Roots of Empathy (ROE) is an evidence-based classroom program that started in Toronto, Canada. The program consists of guided observations of an infant's development and emotions by elementary school children. The project began in 1996, and was established by Mary Gordon, a Canadian social entrepreneur and educator. The project has since expanded to 11 countries.

==Method==
The program consists of weekly classes with a Roots of Empathy instructor throughout the school year. The program consists of a classroom visit from a neighbourhood baby and parent every three weeks. The curriculum is divided into nine themes, with three classroom visits supporting each theme (a pre-family visit, family visit and post-family visit) for a total of 27 classes. Each of the nine themes is further broken down into four age ranges in primary schools.

Babies are between two and four months old at the beginning of the program.

The children are sat around the parent, baby and instructor. The baby's development and growth, along with the verbal and non-verbal interactions between the parent and the baby, are observed. Students are asked to complete both classroom curriculum tasks, such as measuring the height and weight of the baby and reading with the baby, and tasks designed to improve emotional intelligence, such as reflecting on their feelings about the interactions and on their classmates' displays of emotions.

== Research and evaluation ==
A cluster, randomized controlled field trial on the ROE program in 2011 in Manitoba demonstrated that children in program classrooms in contrast to the control classrooms exhibited that children in program classrooms in contrast to the control classrooms had reduced physical and indirect aggressive behavior (including bullying) and increased prosocial behavior, such as sharing. A follow-up study showed the decrease in aggression lasted up to three years. A study using a quasi-experimental control-group conducted in Vancouver and Toronto in 2012 found similar results, and that children had an improved understanding of infant crying.

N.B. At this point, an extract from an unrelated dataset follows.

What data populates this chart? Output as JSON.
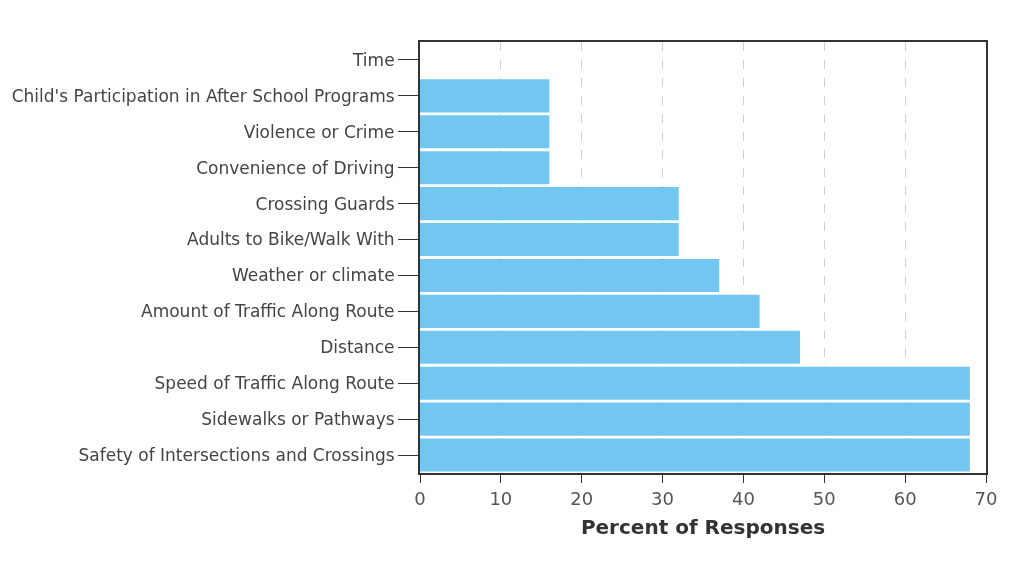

==Availability and growth==
The program is currently available in every province of Canada. In 2007, the program expanded internationally to New Zealand and the United States (Seattle, WA). It expanded to Northern Ireland in 2011, and London, England in 2012. Roots of Empathy has since been introduced to 11 countries including Scotland, Wales, Republic of Ireland, Germany, Switzerland, Costa Rica and the Netherlands in the fall of 2018. The curriculum has been translated into French, German, Spanish and Dutch.

==Cost and funding==
In 2020, the average cost, without accounting for training costs, for the year-long Roots of Empathy program is $440 (CAD) per child – an average cost per class of $1000 (CAD). Roots of Empathy is funded by government grants, foundation funding, and corporate and individual donations.

==Recognition==
In July 2008, the Assembly of First Nations, at their Annual General Assembly, passed Resolution 31 endorsing and supporting ROE and SOE as programs compatible with traditional First Nations teachings. In 2017, Roots of Empathy was recognized as one of the most inspiring global innovations in K–12 education by the Finnish organization HundrED.org. UpSocial selected Roots of Empathy as the winner of its social innovation competition Accelerating Change for Social Inclusion (ASCI) to address the risk to children of social exclusion.